CARIBOU, Maine — Although it won’t be as warm as the record setting Christmases in 2014 and 2015, Mainers across the state are guaranteed a white holiday this year, according to the National Weather Service.

Weather conditions have varied widely across the state since the NWS began keeping records in 1925. The warmest Christmas on record took place in Bangor in 2014 and 2015, when temperatures hit 54 degrees both years, Meteorologist Tony Mignone of the NWS Caribou office said Thursday.

The lowest temperature ever observed on Dec. 25 in the city was in 1980, when the thermometer read 17 degrees below zero. The normal high and low for the day in the city is 31 degrees.

Weather records have been kept since 1939 in Caribou, where the highest temperature of 48 was registered on Christmas in 1964, 2003 and 2014. The lowest temperature, 26 below zero, was observed in the city in 1975. The only time that the high temperature failed to reach zero degrees in Caribou was in 1983, when the high was only 1 degree below zero. The normal high and low on the holiday is 23 degrees and 6 degrees respectively

In Portland, the normal high is 36 degrees and the low is 6 degrees, according to the National Weather Service in Gray.

Meteorologists define a white Christmas as when the state has at least 1 inch of snow on the ground, and that has occurred statewide 75 percent of the time. The average snow depth in Caribou on the holiday is 4 inches, but the most ever recorded was 23 inches in 1970.

The snowiest Christmas in Bangor was in 1938, when 9.2 inches was on the ground.

The snowpack in Portland is currently 3 inches.

There have been only 6 years, 1957, 1973, 1998, 2001, 2006 and 2010 when there was less than an inch of snow on the ground statewide.

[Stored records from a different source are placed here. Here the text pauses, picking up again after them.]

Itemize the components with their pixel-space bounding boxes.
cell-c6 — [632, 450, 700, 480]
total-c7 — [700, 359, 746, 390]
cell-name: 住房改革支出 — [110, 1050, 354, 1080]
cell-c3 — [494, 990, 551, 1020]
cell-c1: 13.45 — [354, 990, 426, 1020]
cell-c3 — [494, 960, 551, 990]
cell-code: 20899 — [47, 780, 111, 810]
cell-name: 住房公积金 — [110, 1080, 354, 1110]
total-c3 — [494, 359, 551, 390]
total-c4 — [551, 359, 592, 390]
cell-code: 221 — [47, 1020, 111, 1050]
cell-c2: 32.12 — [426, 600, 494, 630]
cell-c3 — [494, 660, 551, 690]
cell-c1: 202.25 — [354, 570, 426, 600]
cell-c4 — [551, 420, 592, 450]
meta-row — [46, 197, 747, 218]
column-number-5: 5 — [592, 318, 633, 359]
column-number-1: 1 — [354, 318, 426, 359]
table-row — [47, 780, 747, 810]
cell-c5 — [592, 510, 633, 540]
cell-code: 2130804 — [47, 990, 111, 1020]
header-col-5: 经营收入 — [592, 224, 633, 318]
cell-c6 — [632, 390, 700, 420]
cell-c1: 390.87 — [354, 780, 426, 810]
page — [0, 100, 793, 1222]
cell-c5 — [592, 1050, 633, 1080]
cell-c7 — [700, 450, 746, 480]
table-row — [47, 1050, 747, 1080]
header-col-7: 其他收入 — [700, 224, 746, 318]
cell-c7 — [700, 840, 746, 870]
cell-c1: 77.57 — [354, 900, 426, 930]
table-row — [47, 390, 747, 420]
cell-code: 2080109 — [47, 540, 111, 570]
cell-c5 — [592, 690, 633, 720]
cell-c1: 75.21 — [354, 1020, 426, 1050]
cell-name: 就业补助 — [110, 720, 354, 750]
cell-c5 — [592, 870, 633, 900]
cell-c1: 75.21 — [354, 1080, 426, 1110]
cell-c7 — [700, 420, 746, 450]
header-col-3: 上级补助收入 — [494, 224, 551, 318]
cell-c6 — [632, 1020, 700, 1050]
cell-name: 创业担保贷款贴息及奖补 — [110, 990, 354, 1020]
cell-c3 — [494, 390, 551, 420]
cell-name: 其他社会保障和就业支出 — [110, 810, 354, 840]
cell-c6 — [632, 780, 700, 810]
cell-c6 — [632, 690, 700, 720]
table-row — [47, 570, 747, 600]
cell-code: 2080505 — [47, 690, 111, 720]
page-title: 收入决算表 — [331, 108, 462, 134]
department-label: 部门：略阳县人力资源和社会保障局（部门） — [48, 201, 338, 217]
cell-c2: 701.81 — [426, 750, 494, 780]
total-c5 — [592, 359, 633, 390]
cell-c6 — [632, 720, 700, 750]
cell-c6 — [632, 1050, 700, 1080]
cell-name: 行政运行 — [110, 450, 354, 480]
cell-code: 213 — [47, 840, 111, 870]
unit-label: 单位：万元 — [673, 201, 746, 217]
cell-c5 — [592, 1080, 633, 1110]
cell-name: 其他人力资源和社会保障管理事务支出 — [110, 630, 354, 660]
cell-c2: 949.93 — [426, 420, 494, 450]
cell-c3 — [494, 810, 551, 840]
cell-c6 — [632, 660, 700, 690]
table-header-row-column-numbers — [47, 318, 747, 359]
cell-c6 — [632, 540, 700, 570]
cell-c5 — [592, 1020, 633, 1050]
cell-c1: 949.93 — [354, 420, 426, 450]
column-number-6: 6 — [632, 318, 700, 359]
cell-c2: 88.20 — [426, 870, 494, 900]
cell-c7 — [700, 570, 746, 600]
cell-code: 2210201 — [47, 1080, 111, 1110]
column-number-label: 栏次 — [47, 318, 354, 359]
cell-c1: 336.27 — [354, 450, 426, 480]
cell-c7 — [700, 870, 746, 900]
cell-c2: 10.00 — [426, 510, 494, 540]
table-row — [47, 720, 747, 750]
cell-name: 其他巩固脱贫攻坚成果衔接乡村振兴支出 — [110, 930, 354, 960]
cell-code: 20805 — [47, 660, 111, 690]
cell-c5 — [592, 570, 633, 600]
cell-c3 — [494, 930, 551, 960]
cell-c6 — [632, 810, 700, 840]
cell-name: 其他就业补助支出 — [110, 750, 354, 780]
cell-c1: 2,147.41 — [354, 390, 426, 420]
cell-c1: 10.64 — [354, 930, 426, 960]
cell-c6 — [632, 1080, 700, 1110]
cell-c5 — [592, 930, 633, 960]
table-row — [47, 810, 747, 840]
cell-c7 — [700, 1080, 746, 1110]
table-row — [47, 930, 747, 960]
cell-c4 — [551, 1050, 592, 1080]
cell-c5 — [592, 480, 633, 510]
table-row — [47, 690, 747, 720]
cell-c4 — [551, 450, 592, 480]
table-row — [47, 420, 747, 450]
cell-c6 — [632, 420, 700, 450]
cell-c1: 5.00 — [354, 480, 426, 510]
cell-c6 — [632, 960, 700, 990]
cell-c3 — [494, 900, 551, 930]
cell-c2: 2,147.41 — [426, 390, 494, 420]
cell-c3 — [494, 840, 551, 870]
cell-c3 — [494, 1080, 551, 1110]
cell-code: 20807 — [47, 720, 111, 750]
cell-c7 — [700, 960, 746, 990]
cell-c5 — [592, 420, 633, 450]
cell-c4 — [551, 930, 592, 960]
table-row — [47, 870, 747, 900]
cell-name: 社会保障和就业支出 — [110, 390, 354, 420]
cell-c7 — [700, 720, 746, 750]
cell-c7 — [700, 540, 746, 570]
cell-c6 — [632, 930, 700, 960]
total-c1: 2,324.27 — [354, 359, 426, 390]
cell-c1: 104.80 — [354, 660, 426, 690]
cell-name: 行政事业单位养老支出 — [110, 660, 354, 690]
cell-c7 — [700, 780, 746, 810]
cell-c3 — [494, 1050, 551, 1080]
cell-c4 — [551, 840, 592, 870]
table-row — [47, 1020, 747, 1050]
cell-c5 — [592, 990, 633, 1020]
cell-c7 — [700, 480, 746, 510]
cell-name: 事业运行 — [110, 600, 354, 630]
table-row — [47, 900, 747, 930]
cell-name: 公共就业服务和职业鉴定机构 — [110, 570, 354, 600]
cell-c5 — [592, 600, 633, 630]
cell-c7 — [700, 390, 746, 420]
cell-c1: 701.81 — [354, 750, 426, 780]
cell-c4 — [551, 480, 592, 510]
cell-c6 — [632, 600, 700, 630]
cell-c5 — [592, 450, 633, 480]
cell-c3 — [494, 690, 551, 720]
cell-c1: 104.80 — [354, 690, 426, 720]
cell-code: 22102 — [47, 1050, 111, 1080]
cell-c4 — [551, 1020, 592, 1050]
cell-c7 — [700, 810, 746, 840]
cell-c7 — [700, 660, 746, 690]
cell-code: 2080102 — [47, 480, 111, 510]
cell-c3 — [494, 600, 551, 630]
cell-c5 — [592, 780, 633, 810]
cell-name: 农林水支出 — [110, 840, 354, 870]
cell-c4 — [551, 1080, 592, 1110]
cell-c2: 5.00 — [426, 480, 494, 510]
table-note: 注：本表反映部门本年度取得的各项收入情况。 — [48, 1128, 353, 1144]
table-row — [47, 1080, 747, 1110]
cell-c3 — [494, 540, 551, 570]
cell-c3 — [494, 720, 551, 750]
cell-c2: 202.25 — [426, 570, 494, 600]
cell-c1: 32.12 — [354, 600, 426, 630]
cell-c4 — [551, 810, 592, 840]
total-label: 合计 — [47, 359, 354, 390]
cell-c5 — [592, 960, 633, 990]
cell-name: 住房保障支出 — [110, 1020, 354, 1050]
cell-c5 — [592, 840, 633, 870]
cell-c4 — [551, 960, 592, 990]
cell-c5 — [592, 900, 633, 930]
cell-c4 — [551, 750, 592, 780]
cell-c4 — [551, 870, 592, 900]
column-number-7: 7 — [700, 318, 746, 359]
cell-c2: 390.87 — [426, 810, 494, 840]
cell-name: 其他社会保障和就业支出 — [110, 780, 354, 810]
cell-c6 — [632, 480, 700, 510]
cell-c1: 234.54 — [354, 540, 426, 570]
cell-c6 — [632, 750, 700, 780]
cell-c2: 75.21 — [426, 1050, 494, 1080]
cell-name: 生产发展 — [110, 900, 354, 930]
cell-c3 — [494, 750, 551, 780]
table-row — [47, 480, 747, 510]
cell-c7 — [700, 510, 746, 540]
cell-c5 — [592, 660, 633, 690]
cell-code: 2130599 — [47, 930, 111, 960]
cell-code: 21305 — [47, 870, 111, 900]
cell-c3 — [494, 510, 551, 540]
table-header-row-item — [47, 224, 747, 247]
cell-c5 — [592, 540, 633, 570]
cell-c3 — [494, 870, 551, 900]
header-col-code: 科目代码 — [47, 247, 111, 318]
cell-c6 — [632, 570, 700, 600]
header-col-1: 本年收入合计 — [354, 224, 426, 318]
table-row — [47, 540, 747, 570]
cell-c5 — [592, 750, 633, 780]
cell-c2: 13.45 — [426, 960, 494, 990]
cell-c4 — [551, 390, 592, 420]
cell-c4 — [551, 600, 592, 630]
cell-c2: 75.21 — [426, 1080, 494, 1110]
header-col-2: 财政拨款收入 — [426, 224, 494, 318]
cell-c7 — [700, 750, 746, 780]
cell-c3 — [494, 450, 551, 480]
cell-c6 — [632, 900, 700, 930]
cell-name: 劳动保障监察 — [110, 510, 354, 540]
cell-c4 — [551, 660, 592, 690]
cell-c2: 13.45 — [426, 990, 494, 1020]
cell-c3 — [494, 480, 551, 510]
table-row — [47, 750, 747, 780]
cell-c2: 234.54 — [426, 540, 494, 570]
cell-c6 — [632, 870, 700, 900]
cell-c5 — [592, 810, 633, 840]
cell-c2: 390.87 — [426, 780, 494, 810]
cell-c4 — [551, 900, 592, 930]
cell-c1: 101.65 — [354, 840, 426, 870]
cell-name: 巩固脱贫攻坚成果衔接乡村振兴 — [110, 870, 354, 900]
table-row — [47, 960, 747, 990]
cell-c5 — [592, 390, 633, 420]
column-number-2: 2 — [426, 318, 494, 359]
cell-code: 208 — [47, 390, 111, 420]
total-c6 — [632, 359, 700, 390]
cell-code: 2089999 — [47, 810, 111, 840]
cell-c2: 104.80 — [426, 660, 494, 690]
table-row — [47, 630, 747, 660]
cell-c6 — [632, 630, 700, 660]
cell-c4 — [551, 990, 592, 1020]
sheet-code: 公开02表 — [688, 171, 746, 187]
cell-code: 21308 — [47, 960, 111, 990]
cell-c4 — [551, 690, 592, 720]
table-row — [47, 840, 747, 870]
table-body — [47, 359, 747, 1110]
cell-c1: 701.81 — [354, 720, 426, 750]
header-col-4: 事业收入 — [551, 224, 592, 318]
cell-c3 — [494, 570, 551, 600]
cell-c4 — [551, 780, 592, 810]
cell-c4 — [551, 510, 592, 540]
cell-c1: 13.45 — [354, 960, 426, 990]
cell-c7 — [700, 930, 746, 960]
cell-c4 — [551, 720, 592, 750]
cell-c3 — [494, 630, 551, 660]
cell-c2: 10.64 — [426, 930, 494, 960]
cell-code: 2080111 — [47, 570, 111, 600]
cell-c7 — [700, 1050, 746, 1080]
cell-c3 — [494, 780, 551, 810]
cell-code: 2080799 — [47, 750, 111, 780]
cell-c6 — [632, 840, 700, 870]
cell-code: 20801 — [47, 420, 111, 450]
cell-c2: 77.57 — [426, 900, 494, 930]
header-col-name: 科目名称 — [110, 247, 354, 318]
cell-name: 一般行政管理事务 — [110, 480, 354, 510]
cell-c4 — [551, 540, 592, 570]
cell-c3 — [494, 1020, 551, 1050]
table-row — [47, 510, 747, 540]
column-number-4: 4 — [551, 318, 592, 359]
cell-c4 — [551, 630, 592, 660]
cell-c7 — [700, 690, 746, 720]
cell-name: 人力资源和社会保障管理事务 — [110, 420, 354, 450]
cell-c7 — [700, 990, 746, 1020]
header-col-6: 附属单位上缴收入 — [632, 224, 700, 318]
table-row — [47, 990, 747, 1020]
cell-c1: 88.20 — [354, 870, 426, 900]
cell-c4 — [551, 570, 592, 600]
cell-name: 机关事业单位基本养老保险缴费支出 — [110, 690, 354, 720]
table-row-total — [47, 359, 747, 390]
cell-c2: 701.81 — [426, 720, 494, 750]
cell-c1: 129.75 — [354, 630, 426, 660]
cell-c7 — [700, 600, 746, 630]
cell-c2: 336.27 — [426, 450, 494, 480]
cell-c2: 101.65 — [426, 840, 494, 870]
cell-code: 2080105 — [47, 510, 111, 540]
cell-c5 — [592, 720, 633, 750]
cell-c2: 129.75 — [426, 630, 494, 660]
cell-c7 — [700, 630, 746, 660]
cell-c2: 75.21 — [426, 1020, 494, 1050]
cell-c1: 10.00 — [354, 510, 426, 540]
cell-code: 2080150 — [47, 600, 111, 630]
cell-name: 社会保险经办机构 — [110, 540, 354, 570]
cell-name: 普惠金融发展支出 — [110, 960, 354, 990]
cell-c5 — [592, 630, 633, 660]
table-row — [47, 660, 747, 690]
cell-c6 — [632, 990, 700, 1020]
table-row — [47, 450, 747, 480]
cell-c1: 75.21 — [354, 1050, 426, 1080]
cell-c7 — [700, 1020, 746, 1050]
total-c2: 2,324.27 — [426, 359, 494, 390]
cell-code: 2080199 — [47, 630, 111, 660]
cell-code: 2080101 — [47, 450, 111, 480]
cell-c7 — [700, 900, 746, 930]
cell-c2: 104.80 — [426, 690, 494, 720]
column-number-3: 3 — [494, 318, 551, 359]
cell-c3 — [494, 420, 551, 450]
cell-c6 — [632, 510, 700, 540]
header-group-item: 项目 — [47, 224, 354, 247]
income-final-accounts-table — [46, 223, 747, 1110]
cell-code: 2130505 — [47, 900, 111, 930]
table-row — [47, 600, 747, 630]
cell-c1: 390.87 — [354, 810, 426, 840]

Mignone said that currently, the snow depth in Bangor is 10 inches, which is two inches above the average, and there is 11 inches on the ground in Caribou.

He said that Mainers should expect more snow Friday into Saturday, as snow will initially fall across the Down East region and then change to sleet and freezing rain before changing over to all rain by late afternoon or early evening Saturday. The changeover to rain is expected to be as far north as the Bangor-Calais region.

Further north, it looks to be all snow through the early evening Saturday and then a mix of freezing rain and sleet all the way into the Caribou-Presque Isle region. Total snowfall over the 36 hour period is expected to be 3-6 inches, with the highest amounts expected across the far northern areas and lesser snowfall expected along the coast.

Up to 7 inches could fall across the St. John Valley and the Allagash region.